Altitude, Median and Perpendicular Bisector Coincide iff Triangle is Isosceles
Theorem
Let $\triangle ABC$ be a triangle.
Then:
- the altitude from $AB$ to $C$
- the median from $AB$ to $C$
- the perpendicular bisector of $AB$
- are all the same straight line
Proof
Necessary Condition
Let $\triangle ABC$ be an isosceles triangle whose base is $AB$.
Let $D$ be the midpoint of $AB$.
By definition of isosceles triangle, $AC = BC$.
We have $AD = DB$ by construction, and $CD$ is common.
So by Triangle Side-Side-Side Congruence:
- $\triangle ACD = \triangle BCD$
From Two Angles on Straight Line make Two Right Angles:
- $\angle ADC + \angle BDC$ equals two right angles
and as $\angle ADC = \angle BDC$ they are each both right angles.
Thus $CD$ is the perpendicular bisector of $AB$.
By definition:
- As $D$ is the midpoint of $AB$, $CD$ is the median from $AB$ to $C$.
- As $CD$ is perpendicular to $AB$ and passes through $C$, which is a vertex of $\triangle ABC$, $CD$ is the altitude from $AB$ to $C$.
Thus all three lines coincide.
$\Box$
Converse Statement
Let $AC \ne BC$ in $\triangle ABC$.
Let $CD$ be the altitude from $AB$ to $C$.
From Triangle with Two Equal Angles is Isosceles, it follows that $\angle CAB \ne \angle CBA$.
Thus $\triangle ACD \ne \triangle BCD$.
Let $E$ be the midpoint of $AB$.
Let $EF$ be the perpendicular bisector of $AB$.
By definition, $CE$ is the median from $AB$ to $C$.

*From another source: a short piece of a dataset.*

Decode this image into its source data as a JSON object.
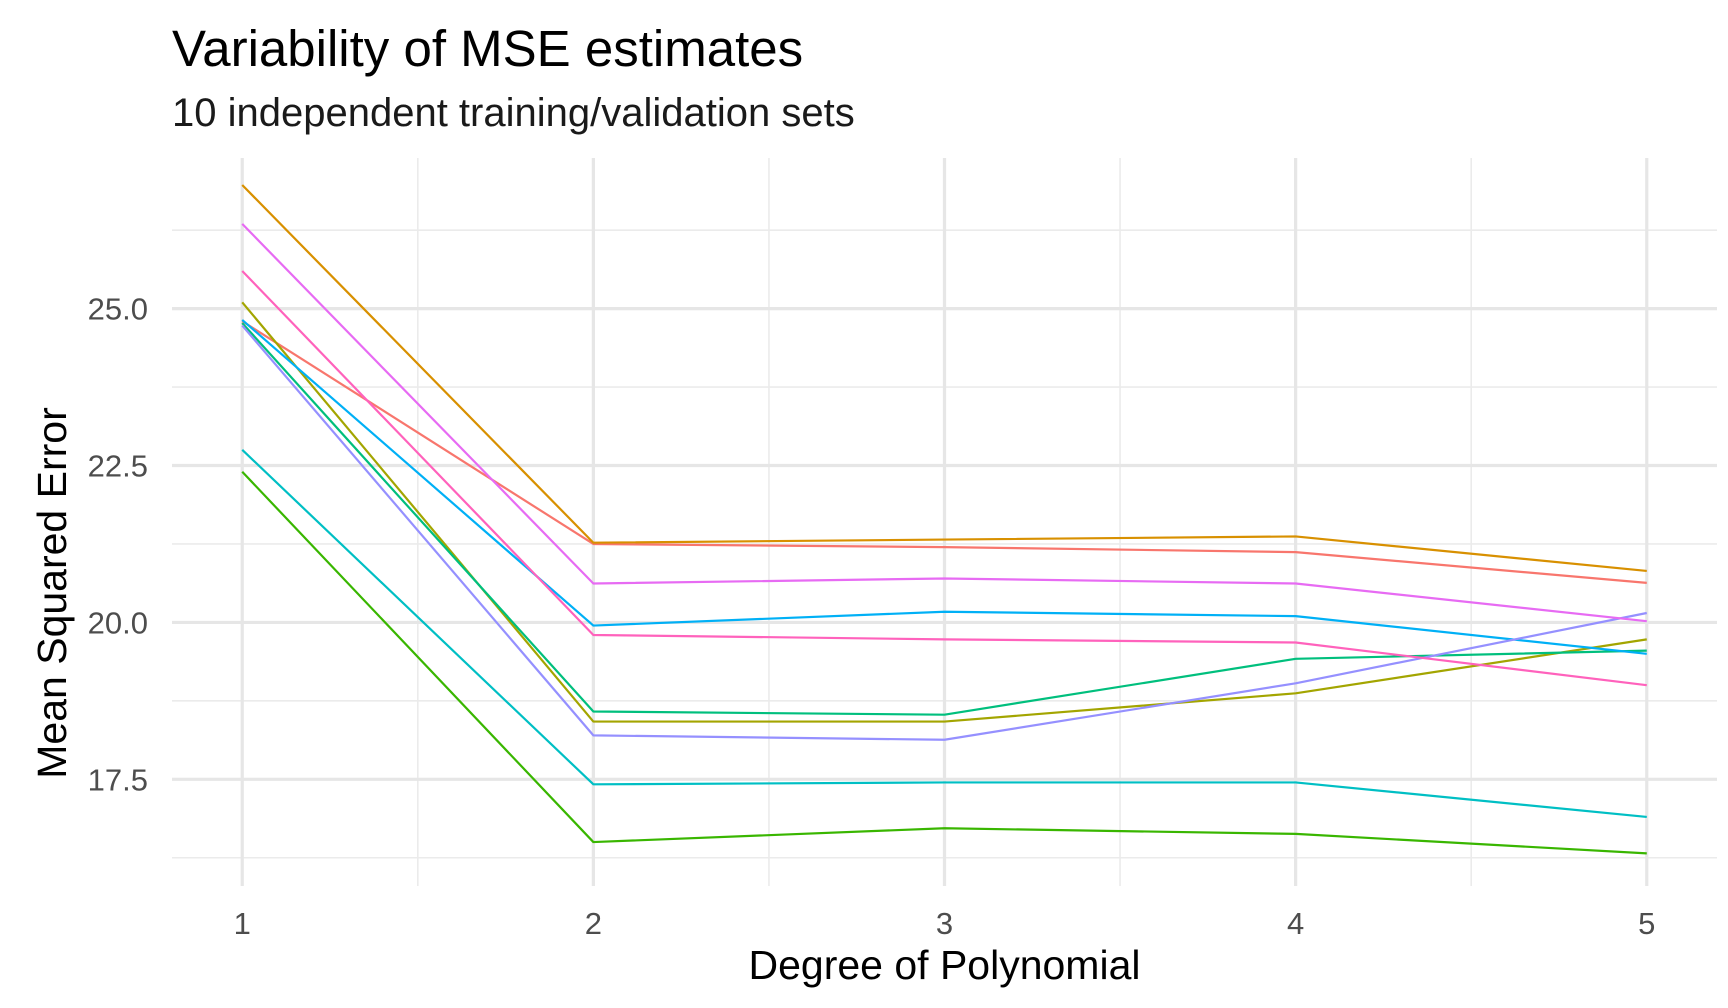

Aiming for a contradiction, suppose $D = E$.
Then:
- $AD = BD$
- $AC = BC$
- $CD$ is common.
So by Triangle Side-Side-Side Congruence:
- $\triangle ACD = \triangle BCD$
But we have that $\angle CAB \ne \angle CBA$.
So by Proof by Contradiction it follows that $D \ne E$.
It follows that $CD$, $CE$ and $EF$ are all different lines.
$\blacksquare$